Representatives of New Zealand's fragmented bee industry have called on government support to reintroduce commodity levies for honey and the creation of a single national body by April next year.
Appearing before the primary production select committee, John Hartnell, chair of the Federated Farmers Bee Industry Group, Ricki Leahy, president of the National Beekeepers Association and its chief executive Daniel Paul, said government support is needed to reimpose commodity levies to help fund a single, comprehensive national association to represent the industry worth an estimated $5.1 billion annually.
New Zealand's wild bee colonies were effectively wiped out by the arrival of the varroa mite in 2000, which halved the country's pollination workforce. The number of registered beekeepers increased 12 percent in 2013/2014 to 4,814, and are nearly back to pre-varroa levels. Meanwhile, total hive numbers reached 500,000, an increase of 55,000 on the previous year, with about 750 commercial beekeepers accounting for over 90 percent of those hives while hobby beekeepers,defined as 50 hives and under, number 4,590. But in July last year, there were only about 800 members across the two bee industry groups.

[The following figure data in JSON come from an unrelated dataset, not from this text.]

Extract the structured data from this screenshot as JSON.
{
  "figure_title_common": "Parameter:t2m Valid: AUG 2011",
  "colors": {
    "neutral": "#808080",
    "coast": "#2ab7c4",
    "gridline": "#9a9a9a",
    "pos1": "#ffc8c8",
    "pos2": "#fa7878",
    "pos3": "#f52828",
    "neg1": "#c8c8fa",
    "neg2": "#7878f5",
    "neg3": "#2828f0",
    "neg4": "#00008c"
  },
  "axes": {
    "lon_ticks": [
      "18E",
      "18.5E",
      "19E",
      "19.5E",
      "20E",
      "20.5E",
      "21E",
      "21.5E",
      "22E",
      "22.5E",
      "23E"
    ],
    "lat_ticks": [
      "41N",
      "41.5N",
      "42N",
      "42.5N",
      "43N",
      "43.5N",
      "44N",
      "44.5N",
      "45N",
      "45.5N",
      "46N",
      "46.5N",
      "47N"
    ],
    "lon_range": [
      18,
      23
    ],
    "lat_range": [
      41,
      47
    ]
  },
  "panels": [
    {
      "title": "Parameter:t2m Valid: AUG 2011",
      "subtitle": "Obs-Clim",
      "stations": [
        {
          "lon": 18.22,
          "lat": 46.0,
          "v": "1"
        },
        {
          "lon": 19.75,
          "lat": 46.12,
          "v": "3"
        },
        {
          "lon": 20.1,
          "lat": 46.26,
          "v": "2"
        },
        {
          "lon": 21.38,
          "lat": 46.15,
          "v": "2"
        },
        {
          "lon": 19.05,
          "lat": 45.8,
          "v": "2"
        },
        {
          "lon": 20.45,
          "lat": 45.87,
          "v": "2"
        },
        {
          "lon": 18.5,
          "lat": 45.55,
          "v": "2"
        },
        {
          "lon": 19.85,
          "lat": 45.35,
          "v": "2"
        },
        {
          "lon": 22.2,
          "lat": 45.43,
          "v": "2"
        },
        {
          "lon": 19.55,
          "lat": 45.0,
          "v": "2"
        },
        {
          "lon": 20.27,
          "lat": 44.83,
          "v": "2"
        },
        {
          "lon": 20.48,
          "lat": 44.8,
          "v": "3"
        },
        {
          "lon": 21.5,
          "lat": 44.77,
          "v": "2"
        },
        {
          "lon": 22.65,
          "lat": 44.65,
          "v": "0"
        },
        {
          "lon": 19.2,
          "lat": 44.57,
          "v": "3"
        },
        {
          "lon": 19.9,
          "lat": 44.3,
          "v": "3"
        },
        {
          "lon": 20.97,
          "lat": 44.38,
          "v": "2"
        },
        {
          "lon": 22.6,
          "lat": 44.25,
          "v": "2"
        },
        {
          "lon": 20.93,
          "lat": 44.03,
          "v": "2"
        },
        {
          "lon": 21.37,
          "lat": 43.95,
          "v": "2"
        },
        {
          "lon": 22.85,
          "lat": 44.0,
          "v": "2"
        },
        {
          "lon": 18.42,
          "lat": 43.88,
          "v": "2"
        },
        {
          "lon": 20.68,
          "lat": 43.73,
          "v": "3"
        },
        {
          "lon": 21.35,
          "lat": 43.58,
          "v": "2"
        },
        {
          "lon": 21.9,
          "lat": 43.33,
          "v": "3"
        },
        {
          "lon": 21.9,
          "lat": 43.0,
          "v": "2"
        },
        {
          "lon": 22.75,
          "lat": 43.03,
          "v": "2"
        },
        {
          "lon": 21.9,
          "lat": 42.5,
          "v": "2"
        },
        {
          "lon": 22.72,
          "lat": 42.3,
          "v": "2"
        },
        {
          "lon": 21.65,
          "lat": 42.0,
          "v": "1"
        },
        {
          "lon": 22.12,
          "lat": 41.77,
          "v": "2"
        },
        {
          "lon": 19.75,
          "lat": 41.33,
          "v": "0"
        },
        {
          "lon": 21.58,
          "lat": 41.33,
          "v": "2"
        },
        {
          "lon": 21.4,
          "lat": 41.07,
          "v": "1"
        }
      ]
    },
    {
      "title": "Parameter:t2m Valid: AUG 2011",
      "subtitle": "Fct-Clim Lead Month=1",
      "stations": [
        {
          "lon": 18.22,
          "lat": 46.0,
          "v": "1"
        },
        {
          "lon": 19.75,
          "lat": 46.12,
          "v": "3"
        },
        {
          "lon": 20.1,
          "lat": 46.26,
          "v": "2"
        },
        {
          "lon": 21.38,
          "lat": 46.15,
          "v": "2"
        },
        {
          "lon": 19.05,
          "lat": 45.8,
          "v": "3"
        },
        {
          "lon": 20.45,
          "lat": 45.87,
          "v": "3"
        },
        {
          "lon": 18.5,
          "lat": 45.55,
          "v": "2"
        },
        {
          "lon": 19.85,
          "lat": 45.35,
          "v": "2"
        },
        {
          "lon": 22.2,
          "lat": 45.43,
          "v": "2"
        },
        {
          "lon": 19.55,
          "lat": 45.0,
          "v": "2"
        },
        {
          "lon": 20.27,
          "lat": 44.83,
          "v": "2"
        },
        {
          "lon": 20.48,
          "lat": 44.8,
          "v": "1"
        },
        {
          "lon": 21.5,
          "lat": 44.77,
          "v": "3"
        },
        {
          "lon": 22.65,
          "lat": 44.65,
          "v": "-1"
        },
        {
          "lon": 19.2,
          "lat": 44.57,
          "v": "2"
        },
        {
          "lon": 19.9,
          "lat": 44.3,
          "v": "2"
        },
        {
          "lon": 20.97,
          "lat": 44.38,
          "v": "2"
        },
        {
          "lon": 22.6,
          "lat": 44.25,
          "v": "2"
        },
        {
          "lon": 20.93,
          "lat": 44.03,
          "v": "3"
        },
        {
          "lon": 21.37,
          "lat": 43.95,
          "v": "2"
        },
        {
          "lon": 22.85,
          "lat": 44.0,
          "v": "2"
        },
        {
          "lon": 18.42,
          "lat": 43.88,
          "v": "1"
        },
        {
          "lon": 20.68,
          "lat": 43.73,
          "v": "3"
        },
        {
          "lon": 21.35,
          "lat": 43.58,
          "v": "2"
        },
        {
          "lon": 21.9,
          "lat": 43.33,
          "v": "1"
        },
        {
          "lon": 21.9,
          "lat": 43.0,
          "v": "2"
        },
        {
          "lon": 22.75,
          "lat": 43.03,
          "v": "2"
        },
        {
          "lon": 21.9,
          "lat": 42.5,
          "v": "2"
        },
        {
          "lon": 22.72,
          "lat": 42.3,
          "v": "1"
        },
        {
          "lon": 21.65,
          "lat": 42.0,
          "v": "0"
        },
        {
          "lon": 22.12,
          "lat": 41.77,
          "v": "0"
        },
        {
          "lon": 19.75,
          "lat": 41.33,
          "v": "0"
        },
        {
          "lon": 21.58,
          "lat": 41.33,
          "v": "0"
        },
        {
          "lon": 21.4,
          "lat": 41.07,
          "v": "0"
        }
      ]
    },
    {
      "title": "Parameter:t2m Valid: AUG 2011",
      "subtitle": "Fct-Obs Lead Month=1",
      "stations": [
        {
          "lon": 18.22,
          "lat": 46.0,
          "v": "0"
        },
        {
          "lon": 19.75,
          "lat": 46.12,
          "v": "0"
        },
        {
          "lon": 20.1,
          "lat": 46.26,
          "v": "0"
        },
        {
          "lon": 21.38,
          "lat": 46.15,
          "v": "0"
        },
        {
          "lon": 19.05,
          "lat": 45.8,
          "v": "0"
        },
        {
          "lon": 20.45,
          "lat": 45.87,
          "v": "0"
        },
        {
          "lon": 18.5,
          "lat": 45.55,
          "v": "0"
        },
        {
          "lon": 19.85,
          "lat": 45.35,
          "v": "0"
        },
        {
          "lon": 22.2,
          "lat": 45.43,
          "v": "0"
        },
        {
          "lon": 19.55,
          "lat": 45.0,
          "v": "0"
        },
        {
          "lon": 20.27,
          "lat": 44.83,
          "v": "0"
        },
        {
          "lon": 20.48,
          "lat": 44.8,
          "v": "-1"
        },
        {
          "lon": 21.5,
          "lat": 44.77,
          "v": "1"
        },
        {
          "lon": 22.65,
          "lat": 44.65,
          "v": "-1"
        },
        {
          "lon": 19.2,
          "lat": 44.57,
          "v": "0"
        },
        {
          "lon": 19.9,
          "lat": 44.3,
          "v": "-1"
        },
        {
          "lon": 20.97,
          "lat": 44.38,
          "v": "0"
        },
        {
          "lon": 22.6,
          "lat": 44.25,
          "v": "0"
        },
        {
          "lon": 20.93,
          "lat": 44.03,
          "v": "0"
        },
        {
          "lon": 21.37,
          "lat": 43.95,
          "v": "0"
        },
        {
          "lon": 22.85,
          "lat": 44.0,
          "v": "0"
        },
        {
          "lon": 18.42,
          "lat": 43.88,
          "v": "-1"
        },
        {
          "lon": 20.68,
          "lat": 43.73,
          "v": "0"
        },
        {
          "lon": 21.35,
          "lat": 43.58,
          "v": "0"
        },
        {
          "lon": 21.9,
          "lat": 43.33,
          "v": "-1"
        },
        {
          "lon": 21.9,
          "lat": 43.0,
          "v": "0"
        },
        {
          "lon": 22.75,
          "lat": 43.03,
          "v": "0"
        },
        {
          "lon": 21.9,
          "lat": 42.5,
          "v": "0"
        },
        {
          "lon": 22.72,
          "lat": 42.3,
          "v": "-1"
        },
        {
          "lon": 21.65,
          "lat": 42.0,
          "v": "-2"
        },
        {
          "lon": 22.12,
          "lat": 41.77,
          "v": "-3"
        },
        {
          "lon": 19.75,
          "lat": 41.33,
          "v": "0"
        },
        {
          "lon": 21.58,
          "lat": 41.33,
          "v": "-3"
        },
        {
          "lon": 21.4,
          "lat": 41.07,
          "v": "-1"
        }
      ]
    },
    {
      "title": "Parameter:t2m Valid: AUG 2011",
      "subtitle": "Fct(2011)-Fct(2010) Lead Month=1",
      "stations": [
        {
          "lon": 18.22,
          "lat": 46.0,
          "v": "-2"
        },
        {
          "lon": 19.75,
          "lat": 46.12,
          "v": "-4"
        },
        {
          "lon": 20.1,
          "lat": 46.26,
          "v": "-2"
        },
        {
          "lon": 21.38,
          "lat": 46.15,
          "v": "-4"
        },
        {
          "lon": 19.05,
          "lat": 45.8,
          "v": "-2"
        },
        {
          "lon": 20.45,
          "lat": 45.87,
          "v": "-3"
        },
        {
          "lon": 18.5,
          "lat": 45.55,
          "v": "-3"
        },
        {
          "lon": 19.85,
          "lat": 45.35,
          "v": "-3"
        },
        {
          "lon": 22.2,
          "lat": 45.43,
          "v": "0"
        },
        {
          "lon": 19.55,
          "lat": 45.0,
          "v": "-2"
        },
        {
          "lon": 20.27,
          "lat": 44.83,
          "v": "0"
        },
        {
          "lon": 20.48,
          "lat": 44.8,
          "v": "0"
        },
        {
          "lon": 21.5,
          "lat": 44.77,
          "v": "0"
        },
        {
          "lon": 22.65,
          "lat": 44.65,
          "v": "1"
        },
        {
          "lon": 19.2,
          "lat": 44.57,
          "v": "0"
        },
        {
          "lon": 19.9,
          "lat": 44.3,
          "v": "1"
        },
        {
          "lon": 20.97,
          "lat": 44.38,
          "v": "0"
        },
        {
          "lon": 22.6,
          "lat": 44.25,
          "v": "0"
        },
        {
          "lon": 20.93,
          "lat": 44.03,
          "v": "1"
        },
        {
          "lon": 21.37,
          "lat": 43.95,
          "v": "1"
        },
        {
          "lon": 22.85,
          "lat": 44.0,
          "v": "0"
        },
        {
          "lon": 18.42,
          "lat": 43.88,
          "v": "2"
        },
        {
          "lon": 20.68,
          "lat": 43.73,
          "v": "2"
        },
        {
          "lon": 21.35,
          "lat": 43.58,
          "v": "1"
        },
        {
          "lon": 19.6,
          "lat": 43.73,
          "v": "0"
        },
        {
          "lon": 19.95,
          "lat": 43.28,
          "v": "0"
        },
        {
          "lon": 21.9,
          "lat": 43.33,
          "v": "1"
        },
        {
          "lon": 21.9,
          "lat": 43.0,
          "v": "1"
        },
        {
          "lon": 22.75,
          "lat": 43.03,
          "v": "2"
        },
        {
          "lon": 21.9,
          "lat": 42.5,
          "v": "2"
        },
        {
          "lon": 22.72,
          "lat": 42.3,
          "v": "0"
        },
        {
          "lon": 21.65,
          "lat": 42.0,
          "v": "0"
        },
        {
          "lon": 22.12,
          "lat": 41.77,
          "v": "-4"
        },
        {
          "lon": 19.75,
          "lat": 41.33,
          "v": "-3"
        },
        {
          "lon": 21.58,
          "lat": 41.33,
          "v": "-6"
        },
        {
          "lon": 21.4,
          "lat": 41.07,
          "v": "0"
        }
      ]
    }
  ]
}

The National Beekeepers' Association was funded by commodity levies during the late 1990s but when members voted against renewing the levies after their expiry in 2002, membership to the association also became voluntary.
The only way the industry could be successful was to have government support to push the union project and levy through, Hartnell said. He and Paul said the model for the proposed industry association was based on the wine industry, which would allow for smaller, niche beekeepers, as well as larger, consolidated commercial operations.
National MP Ian McKelvie, the chair of the primary production select committee said if the industry brought a request for consolidation to the Minister for Primary Industries Nathan Guy, the government would look at it.
But Labour's spokesman for primary industries Damien O'connor said 14 years after the arrival of varroa the industry had made no further progress in unifying and was "a basket case" needing further regulation around its food safety standards and exports.
Hartnell said he would detail the proposed structure soon, and that overall there was goodwill from beekeepers to move towards the unified approach. However, there was some reluctance in the industry, such as from hobby beekeepers, who didn't necessarily want to contribute financially, as well as older beekeepers who were hesitant about a "changing of the guard".
"Greed and money comes in front of good things for the industry," Hartnell told the select committee.
The bee industry is not only about honey production, with the wider agricultural industry using hives to pollinate their crops. Hartnell told the committee if it was dairy cows dying there would national outcry, but there seemed little concern over risks to bees. The varroa mite, which Hartnell said is about the size of a dinner plate in comparison to a human, bore holes through the bees making them vulnerable to pathogens in the hive. There was no possibility of eradicating the mite and it was now a reality to be managed to avoid developing pockets of resistance and further damage.
Meanwhile, Asian demand for manuka honey has seen the price across all New Zealand honey increase, while a global shortage of honey has added to demand. Bees produced $187 million of exported honey in the June 2014 year, up 8 percent by volume and almost 30 percent by value on the previous year due.
The industry is concerned the lack of regulation around manuka products will see counterfeits damage the brand. While tests can determine what pollen was used to make the honey, there is no test to show the proportion of manuka honey in a single jar. There is industry concern some domestic and international retailers were diluting manuka honey to extend it further.
A further risk to the bees was the use of chemicals and pesticides by the wider agricultural sector, which needed further research to understand how it was affecting New Zealand bees. The group also called on further education to those using the chemicals to understand the implication it might have on bees.
Green Party MP Steffan Browning said research in Europe was showing that pesticides were a huge part of the declining global bees population. Hartnell said the industry was aware of that research, but the industry needed further New Zealand specific data to help monitor domestic bee health.
The industry had changed dramatically over the past decade, and looking ahead Hartnell said he expects to see greater involvement from iwi and hive rationalisation.